Jerome Charyn writes in Savage Shorthand: The Life and Death of Isaac Babel (2005): “Babel never had a chance. Azhid from Odessa who flourished for a little while, thanks to Gorky.” The same Gorky who denied Osip Mandelstam a pair of pants. Babel dedicated “The Story of the Dovecote” to Gorky. 



'I Think About Books and Their Authors'



It’s good to have friends who know how to swap stories, an art I used to take for granted. Now it seems rare. The ritual has two parts. First, the ability to tell a good story, one that is more than a punchline. This requires a well-stocked memory and some gift for narrative – pacing, brevity, knowing what to leave out, and a knack for accents and other voices. Nothing’s worse than a story burdened with excessive detail. Second, the give and take of exchanging anecdotes. These swap sessions have an architecture and etiquette of their own. No one can dominate nor appear too eager to jump in with the next story.
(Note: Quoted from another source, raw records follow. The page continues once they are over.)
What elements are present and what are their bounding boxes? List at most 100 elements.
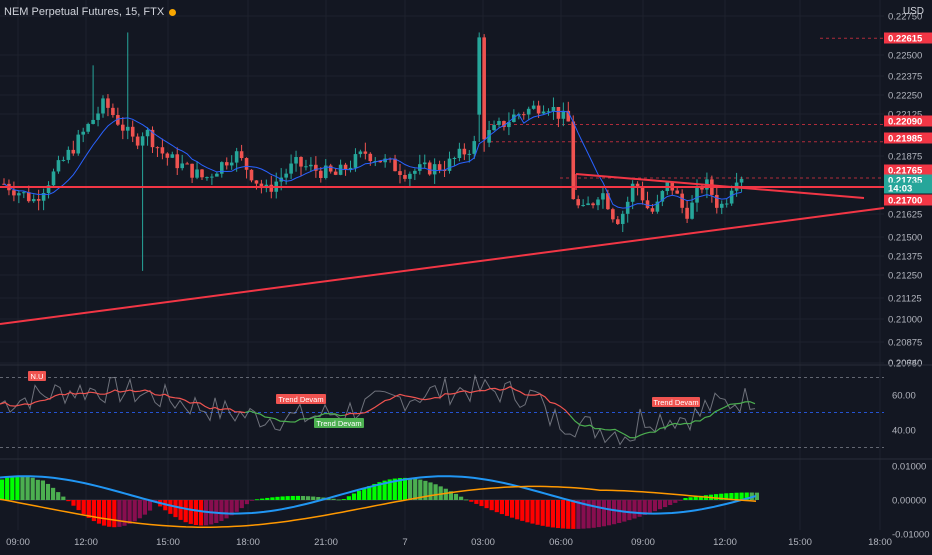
candle-body — [655, 201, 660, 212]
histogram-bar — [249, 500, 255, 501]
histogram-bar — [540, 500, 545, 526]
histogram-bar — [606, 500, 612, 526]
candle-body — [512, 114, 516, 123]
histogram-bar — [10, 476, 15, 500]
price-label-badge — [884, 115, 932, 127]
price-tick-label: 0.22500 — [888, 51, 922, 62]
oscillator-tick-label: 40.00 — [892, 426, 916, 437]
signal-label-badge — [276, 394, 326, 404]
histogram-bar — [510, 500, 515, 518]
histogram-bar — [413, 478, 418, 500]
candle-body — [645, 200, 650, 209]
candle-body — [690, 202, 694, 219]
candle-body — [640, 187, 645, 201]
candle-body — [81, 131, 85, 135]
momentum-histogram[interactable]: 0.01000 0.00000 -0.01000 — [0, 462, 930, 541]
histogram-bar — [198, 500, 204, 526]
market-status-dot-icon — [169, 8, 177, 16]
histogram-bar — [260, 498, 265, 500]
candle-body — [323, 165, 328, 178]
histogram-bar — [341, 499, 346, 500]
candle-body — [729, 190, 734, 204]
candle-body — [551, 106, 556, 112]
candle-body — [249, 169, 254, 181]
histogram-bar — [423, 480, 428, 500]
candle-body — [447, 158, 452, 171]
histogram-bar — [295, 495, 300, 500]
candle-body — [477, 37, 481, 115]
histogram-bar — [673, 500, 678, 503]
symbol-title[interactable]: NEM Perpetual Futures, 15, FTX — [4, 6, 177, 18]
histogram-bar — [469, 500, 474, 502]
histogram-bar — [678, 500, 683, 501]
histogram-bar — [25, 476, 30, 500]
price-tick-label: 0.21250 — [888, 271, 922, 282]
histogram-tick-label: -0.01000 — [892, 530, 930, 541]
histogram-bar — [61, 496, 66, 500]
candle-body — [413, 170, 417, 174]
candle-body — [125, 126, 130, 131]
histogram-bar — [270, 497, 275, 500]
candle-body — [611, 209, 615, 220]
histogram-bar — [459, 496, 464, 500]
candle-body — [155, 147, 160, 149]
price-tick-label: 0.22375 — [888, 72, 922, 83]
candle-body — [51, 171, 56, 186]
histogram-bar — [122, 500, 127, 526]
price-tick-label: 0.21500 — [888, 233, 922, 244]
histogram-bar — [127, 500, 132, 524]
candle-body — [220, 162, 224, 174]
histogram-bar — [408, 478, 413, 500]
candle-body — [86, 123, 90, 132]
currency-label[interactable]: USD — [902, 6, 924, 17]
candle-body — [289, 163, 293, 174]
oscillator-pane[interactable]: 60.00 40.00 — [0, 374, 916, 448]
histogram-bar — [698, 495, 703, 500]
candle-body — [616, 219, 620, 224]
candle-body — [160, 147, 165, 154]
histogram-tick-label: 0.01000 — [892, 462, 926, 473]
histogram-bar — [107, 500, 112, 527]
candle-body — [586, 203, 590, 206]
candle-body — [467, 153, 472, 155]
price-axis[interactable]: 0.22750 0.22500 0.22375 0.22250 0.22125 0.218… — [888, 12, 922, 370]
histogram-bar — [346, 496, 351, 500]
candle-body — [393, 158, 397, 172]
price-label-text: 0.21765 — [888, 166, 923, 177]
histogram-bar — [66, 500, 71, 502]
candlestick-series[interactable] — [2, 32, 744, 271]
price-label-text: 0.21735 — [888, 176, 923, 187]
histogram-bar — [627, 500, 632, 521]
histogram-bar — [382, 480, 387, 500]
histogram-bar — [91, 500, 96, 522]
candle-body — [200, 169, 204, 178]
candle-body — [403, 174, 407, 179]
candle-body — [205, 177, 209, 179]
histogram-signal-blue — [0, 475, 757, 515]
histogram-bar — [331, 498, 336, 500]
time-axis[interactable]: 09:00 12:00 15:00 18:00 21:00 7 03:00 06:00 09:0… — [6, 537, 892, 548]
candle-body — [170, 154, 175, 158]
histogram-bar — [255, 499, 260, 501]
candle-body — [319, 170, 323, 178]
candle-body — [422, 162, 427, 165]
price-tick-label: 0.20875 — [888, 338, 922, 349]
oscillator-signal-line-up — [244, 410, 346, 423]
time-tick-label: 18:00 — [236, 537, 260, 548]
candle-body — [190, 163, 194, 178]
price-label-text: 14:03 — [888, 184, 912, 195]
time-tick-label: 18:00 — [868, 537, 892, 548]
price-label-badge — [884, 194, 932, 206]
time-tick-label: 15:00 — [156, 537, 180, 548]
candle-body — [497, 121, 501, 125]
trendlines[interactable] — [0, 173, 885, 325]
candle-body — [398, 171, 402, 175]
histogram-bar — [576, 500, 581, 529]
candle-body — [502, 121, 506, 128]
candle-body — [620, 213, 625, 224]
histogram-bar — [535, 500, 540, 525]
candle-body — [348, 167, 353, 170]
grid-lines — [0, 0, 884, 530]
On Sunday I visited Kaboom books here in Houston. After browsing for an hour I spent another hour at the counter chatting with the owner, John Dillman. The subjects were books, bookshops and their owners, with an emphasis on the eccentricity of book people. John has been in the business for more than forty years and, like me, has haunted bookshops since he was a kid. I told him about the time I was working as a clerk in a Cleveland bookstore and had Tiny Tim as a customer. He was in the market for old sheet music and agreed to autograph the wall before he left. John told me about a bookshop owner in New Orleans who fell down the steel staircase in his shop and suffered a compound fracture of the leg. He crawled back up the stairs to his apartment above the shop, fell into bed and died a few days later of the subsequent untreated infection. Not every story in a swap session is amusing, but a good storyteller knows when to vary the mood. 

I bought three books in John’s shop, all of which I have read before. Henry Green’s Blindness (1926) was the first novel he wrote. This is the reissue from 1978. John mentioned he had read all of Green’s books except his rather peculiar memoir Pack My Bag (1940), which I recommended. I found a 1991 hardcover reissue of Evelyn Waugh’s second travel book, Remote People (1931), an account of his travels in East and West Africa. This prompted wonder at that extraordinary generation of English writes born around the first decade of the twentieth century. Along with Green and Waugh, there is Pritchett, Powell and Auden, and such lesser figures as Cyril Connolly and Orwell. Finally, I bought a pristine hardcover of Adam Zagajewski’s Two Cities: On Exile, History, and the Imagination (1995). In a brief essay titled “In the Library,” Zagajewski writes:

“I think about books and their authors. I am free.”